4 – Pamela C. Dodds, Ph.D., Registered Professional Geologist:
Pamela C. Dodds, Ph.D., is a Registered Professional Geologist who has worked as a geologist/hydrogeologist for the Virginia DOT, Virginia DEQ, and an environmental firm near Bristol, Tennessee. She has concentrated on groundwater contamination investigations and is currently conducting hydrological investigations in watersheds which will be impacted by industrial-scale wind turbine projects and by extensive high voltage transmission lines. Dr. Dodds is also certified by the West Virginia DNR as a Master Naturalist. Mrs. Dodds serves as Treasurer of the Laurel Mountain Preservation Association.
5 – Allegheny Front Alliance:
The Allegheny Front Alliance is a legal state incorporation, organized of local community and regional residents are interested in protecting the Allegheny Front’s cultural and natural environment. We seek to protect the natural scenic resources along the Allegheny Front from the destructive development of industrial wind turbines.
6 – Lucile S. Miller:
Lucile Miller earned a Master of Interdisciplinary Studies with a focus in Environmental Studies in 2002 from Virginia Commonwealth University. Since 2004 she has focused on the wildlife and water quality impacts of industrial scale wind turbines located on Appalachian ridges. She has attended meetings where bird and bat experts presented papers on the the impacts of wind energy facilities and has spoken on the subject to interested groups.
7 – Friends of Beautiful Pendleton County:
The Friends of Beautiful Pendleton County was formed by a group of concerned citizens and property owners in Pendleton County, West Virginia to preserve our rich heritage, protect the priceless natural environment, and ensure that citizens receive responsible, factual information. We have endeavored to determine the possible impacts of the proposed siting of industrial wind energy projects on the pristine ridge tops of the State of West Virginia.

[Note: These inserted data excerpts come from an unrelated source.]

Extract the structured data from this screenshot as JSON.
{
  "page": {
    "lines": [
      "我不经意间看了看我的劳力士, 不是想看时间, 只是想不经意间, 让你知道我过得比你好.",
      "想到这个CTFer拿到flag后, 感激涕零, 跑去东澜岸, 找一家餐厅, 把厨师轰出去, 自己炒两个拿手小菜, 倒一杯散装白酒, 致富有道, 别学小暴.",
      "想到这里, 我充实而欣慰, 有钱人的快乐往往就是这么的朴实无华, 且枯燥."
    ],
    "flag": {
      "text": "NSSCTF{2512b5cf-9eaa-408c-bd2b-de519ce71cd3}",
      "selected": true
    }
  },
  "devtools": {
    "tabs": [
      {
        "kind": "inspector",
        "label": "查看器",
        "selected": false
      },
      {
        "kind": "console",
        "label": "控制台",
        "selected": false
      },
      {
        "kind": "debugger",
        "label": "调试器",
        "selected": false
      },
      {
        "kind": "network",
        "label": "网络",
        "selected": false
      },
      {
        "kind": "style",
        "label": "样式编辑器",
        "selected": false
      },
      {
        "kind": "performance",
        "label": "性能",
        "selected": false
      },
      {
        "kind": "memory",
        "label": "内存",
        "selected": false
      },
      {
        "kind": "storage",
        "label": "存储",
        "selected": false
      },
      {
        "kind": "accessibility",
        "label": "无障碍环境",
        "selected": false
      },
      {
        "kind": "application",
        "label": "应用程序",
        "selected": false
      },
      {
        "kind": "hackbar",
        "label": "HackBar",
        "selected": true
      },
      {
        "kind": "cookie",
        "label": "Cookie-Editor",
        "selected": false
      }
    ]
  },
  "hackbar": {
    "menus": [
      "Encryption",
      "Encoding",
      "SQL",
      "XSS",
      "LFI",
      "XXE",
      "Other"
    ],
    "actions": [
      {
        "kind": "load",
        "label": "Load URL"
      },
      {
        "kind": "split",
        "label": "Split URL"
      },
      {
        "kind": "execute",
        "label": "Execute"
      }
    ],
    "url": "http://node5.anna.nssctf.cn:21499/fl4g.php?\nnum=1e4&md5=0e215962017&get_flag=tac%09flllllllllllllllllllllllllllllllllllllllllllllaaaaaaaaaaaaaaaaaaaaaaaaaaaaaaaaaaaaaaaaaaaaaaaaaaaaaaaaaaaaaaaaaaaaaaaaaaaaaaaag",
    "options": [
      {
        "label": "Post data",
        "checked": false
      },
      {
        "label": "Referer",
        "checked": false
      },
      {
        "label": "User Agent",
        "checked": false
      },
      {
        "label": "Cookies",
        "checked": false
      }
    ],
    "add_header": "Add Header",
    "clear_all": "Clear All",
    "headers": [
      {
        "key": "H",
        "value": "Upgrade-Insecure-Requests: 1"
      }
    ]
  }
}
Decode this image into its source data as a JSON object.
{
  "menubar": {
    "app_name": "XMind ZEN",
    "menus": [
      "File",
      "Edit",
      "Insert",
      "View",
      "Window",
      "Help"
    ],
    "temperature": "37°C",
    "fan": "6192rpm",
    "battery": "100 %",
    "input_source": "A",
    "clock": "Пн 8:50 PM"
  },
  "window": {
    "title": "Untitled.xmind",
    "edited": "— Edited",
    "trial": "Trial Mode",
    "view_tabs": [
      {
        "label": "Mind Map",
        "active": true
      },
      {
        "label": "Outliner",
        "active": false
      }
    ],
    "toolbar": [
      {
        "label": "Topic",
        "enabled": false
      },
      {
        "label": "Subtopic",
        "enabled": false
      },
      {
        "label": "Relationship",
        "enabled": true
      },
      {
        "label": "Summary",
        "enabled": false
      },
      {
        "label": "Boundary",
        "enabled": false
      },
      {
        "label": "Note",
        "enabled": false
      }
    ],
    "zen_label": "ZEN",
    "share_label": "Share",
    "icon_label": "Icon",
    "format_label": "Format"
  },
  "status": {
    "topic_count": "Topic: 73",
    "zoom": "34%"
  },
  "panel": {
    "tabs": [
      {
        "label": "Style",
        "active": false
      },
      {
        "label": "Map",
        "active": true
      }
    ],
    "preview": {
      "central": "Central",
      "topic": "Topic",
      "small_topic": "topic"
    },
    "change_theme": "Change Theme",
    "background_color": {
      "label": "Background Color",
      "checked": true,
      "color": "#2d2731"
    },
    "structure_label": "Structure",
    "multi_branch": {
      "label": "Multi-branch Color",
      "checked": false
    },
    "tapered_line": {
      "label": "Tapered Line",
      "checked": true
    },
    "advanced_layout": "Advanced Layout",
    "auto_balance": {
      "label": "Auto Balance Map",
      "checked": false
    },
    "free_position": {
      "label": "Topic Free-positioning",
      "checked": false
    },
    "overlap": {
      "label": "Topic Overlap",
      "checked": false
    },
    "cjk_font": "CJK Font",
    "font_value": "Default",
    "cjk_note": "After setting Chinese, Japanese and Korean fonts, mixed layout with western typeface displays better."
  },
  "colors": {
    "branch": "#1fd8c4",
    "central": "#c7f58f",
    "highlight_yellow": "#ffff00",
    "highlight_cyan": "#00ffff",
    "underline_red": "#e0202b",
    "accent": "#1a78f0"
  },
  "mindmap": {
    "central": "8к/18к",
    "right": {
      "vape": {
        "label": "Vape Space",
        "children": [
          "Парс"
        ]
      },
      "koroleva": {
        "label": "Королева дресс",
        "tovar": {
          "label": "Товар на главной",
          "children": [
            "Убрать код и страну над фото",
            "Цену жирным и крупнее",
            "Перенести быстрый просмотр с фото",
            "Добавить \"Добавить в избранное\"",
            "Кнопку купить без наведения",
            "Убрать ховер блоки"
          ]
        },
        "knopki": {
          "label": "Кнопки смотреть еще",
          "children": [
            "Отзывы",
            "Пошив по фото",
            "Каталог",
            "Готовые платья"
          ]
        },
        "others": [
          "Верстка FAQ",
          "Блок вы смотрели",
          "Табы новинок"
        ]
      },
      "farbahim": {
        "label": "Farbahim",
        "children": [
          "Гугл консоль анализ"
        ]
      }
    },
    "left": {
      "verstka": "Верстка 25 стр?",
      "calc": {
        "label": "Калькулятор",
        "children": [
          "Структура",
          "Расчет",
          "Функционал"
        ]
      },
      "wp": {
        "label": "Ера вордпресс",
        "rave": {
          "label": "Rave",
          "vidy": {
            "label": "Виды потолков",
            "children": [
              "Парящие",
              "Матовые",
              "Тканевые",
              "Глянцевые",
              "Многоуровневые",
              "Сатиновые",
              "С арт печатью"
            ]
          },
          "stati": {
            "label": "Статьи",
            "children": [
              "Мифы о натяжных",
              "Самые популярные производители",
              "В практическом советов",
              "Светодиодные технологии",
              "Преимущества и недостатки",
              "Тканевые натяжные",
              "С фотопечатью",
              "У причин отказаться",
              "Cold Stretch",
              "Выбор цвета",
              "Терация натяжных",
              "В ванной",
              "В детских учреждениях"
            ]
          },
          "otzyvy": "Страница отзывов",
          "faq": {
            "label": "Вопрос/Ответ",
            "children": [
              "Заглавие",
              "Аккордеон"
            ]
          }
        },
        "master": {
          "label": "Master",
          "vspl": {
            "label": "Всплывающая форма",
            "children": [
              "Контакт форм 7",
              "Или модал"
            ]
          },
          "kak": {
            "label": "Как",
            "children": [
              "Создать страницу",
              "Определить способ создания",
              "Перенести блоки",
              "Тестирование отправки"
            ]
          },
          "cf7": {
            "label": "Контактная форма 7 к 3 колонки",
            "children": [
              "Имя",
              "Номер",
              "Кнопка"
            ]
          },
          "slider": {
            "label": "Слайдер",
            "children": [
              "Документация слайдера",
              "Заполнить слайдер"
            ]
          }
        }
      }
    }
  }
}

8 – Allegheny Highlands Alliance:
The Allegheny Highlands Alliance (AHA) is a consortium of citizen/environment organizations with membership in five states along the Allegheny Front. The AHA is in the process of discovering the facts about industrial wind, its potential to reduce green house gases, its economics and the impact of industrial wind energy project installations on the ecology and human health.
The purposes of AHA shall include but not be limited to the following:
(A) To advance public knowledge and understanding of the cultural, biological, environmental diversity, uniqueness, and sensitivity of the major ridgelines that comprise the Allegany Highlands;
(B) To preserve and protect areas of particular scenic, geologic, biologic, historic, wilderness, and/or recreational importance in the Allegheny Highlands;
(C) To aid in the establishment of responsible policies to protect scientific, educational or aesthetic values;
(D) To conduct regional and resource studies as a basis for the wise use of the various resources of the Allegheny Highlands; to develop programs in energy conservation and wise production; and to serve local communities, the region, the people of the Allegheny Highlands as an agency for popular enlightenment, for cultural improvement, and for scientific advancement;
(E) To advocate governmental policies for the conservation and wise management of energy and natural resources of the Allegheny Highlands.